Let $A$ be an invertible, symmetric $n\times n$ matrix and define $F:\mathbb R^n\rightarrow\mathbb R$ by $F(x)=x\cdot Ax$
For $k>0$, how can I show that the set $T_k=\{x\in\mathbb R^n:F(x)=k\}$ is either empty or a submanifold of $\mathbb R^n$?
I know that if $rank(\delta F(x))=1$ for all $x\in T_k$, then $T_k$ is a submanifold of $\mathbb R^n$
$\delta F(x)=(\delta_1 F(x)...\delta_n F(x))$
The rank of $\delta F(x)$ is zero iff all the partial derivatives are zero, why does this imply that $T_k$ is empty?

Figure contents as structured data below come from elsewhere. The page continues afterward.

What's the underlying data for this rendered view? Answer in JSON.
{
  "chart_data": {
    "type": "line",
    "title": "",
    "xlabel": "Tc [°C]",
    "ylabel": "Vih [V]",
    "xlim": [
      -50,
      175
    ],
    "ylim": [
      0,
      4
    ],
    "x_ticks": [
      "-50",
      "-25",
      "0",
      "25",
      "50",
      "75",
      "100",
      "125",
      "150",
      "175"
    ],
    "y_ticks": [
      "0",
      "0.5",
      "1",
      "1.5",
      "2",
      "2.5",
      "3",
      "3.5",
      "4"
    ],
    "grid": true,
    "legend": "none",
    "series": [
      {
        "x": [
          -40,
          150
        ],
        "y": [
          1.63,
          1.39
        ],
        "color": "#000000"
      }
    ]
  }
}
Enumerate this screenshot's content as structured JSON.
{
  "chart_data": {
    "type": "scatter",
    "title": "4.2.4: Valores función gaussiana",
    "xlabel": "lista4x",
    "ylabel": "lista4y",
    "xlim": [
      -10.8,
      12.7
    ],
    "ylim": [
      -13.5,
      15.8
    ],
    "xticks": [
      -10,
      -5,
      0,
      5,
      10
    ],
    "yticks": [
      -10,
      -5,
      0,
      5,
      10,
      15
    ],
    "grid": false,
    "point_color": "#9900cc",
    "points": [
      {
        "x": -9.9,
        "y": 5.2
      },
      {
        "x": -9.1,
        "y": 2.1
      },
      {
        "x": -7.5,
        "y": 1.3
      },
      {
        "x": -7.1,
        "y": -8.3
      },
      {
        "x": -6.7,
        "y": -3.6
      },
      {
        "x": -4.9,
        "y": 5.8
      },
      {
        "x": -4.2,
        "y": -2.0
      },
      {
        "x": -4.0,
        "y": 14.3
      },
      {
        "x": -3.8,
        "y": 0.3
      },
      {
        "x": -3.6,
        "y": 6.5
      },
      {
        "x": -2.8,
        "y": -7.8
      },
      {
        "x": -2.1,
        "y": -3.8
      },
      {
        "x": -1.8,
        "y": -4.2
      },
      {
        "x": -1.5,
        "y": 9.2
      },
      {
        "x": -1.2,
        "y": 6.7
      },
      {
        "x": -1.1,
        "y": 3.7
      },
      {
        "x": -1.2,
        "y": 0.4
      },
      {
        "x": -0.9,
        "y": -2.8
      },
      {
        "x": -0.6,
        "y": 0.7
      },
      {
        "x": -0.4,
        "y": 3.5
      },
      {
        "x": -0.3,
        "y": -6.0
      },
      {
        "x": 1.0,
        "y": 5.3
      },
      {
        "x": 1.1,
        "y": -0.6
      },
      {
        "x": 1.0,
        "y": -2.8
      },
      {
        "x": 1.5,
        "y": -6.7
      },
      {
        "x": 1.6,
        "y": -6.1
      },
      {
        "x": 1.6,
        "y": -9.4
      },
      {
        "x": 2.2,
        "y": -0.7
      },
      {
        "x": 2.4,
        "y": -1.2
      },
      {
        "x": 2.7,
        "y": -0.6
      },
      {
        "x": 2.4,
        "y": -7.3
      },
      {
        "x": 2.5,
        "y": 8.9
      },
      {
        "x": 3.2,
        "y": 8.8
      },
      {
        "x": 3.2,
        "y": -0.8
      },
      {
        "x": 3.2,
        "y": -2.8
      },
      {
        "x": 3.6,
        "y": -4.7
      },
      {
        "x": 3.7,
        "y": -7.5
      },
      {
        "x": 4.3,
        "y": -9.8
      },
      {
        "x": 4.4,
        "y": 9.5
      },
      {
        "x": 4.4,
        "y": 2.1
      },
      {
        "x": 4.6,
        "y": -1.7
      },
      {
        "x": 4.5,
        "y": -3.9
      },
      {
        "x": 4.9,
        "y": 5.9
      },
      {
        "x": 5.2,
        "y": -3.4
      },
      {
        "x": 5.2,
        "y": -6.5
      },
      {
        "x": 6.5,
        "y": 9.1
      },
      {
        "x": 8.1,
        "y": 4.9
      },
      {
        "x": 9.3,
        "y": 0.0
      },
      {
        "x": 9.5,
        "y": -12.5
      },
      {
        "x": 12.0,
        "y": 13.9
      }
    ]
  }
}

If $T_{k}$ is not empty, then the rank of the differential $d_{x}F$ is $1$ at all points $x\in T_{k}$. Indeed, for $v\in\mathbb{R}^{n}$, the differential $d_{x}F(v)$ is given by $$ d_{x}F(v)=\left.\frac{d}{dt}\right|_{t=0}F(x+tv)=\left.\frac{d}{dt}\right|_{t=0}(x+tv)\cdot(Ax+tAv)=x\cdot Av+v\cdot Ax $$ In particular, for $v=x$ we have $$ d_{x}F(x)=2x\cdot Ax= 2F(x)=2k\neq 0. $$ So the map $d_{x}F:\mathbb{R}^{n}\rightarrow\mathbb{R}$ is not identically zero, and therefore it has rank $1$.